“The lack of Software Intelligence around open source versioning and licensing puts many companies in danger of losing valuable IP”
Call it the Wayback Machine of code: a searchable open archive of software source code across iterations; from buggy beta versions, to sophisticated contemporary release.
Software Heritage is a non-profit initiative developed and hosted by the French Institute for Research in Computer Science and Automation.
Officially created in 2015, the project has been growing over the years. It now spans 5.6 billion source files from more than 88 million projects.
Software Heritage is itself built on open-source code. It gathers source files by trawling through repositories that developers uses to create and share code, such as Github, Gitlab, GoogleCode, Debian, GNU and the Python Package Index, with users able to trace detailed revision history of all the codebase versions that it stores.
Software Heritage: Adds “Provenance Index”
Now the non-profit – which is backed by industry leaders including Intel, Google and Microsoft – has announced a new partnership with Paris-based software company CAST that will see the two create a “provenance index” of code.
The provenance index enables users on the Software Heritage platform to search for the original occurrences of any given source file.
For the curious, that will allow “unprecedented insight” into software evolution, the two believe. CAST, however, is also keen to emphasise the opportunity afforded by plugging Software Heritage into the company’s paid for application portfolio analysis and software composition analysis tool CAST Highlight.
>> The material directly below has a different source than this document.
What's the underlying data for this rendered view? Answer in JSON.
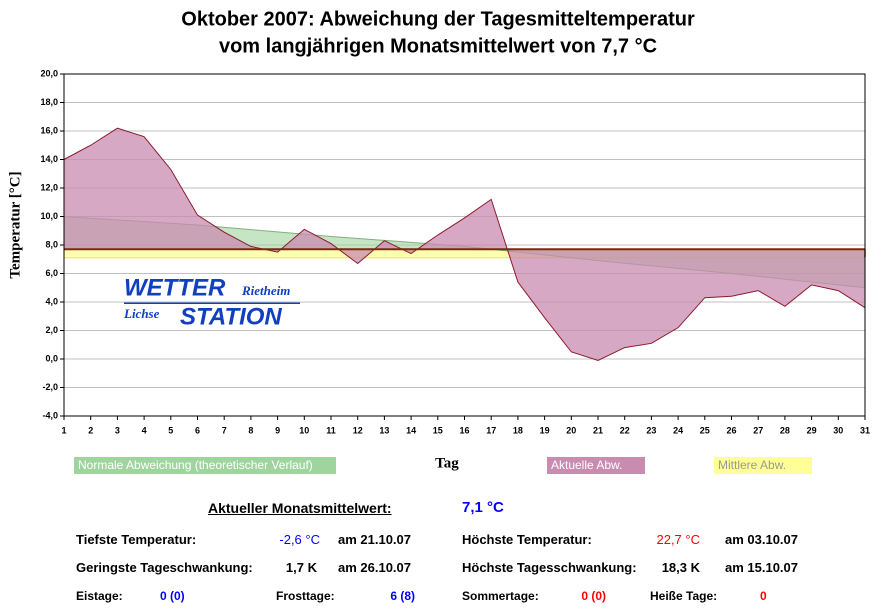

Software Composition Analysis is Getting Important
CAST added software composition analysis to this tool in 2018, when it bought Antelink, a “knowledge base” of open source components founded by Inria, the public science and technology institution dedicated to computer science learning.
Plugging the two tools together will provide rapid identification of third-party source code across more than five billion known source code files, enabling better detection of external code, license risks and vulnerabilities, CAST said.
With Software Heritage containing information about known application security vulnerabilities in addition to copyrights for all known software in use, CAST describes its searchability as crucial where a Bill of Materials is required.
This might include occasions like when an enterprise is outsourcing software development, buying software assets or during a merger or acquisition.
(A software bill of materials is a list of components in a piece of software; vendors often create products that bring together open source and commercial software components).
“The lack of Software Intelligence around open source versioning and licensing puts many companies in danger of losing valuable IP, as most executives are unaware of their risk exposure,” said Vincent Delaroche, Founder and CEO at CAST.
“Business leaders should be aware when open source and other external components in code expose their organization to non-compliance, legal action and possible loss of proprietary IP,” he added.
Software Heritage’s project developers meanwhile have given themselves just one clearly defined mission: “We are committed to collect, index, preserve and make easily accessible the source code of the software that lies at the heart of our culture,” they state on their website. Those curious can drag and drop source code files (.c, .java, .py, …) or enter their SHA1 into its search bar here.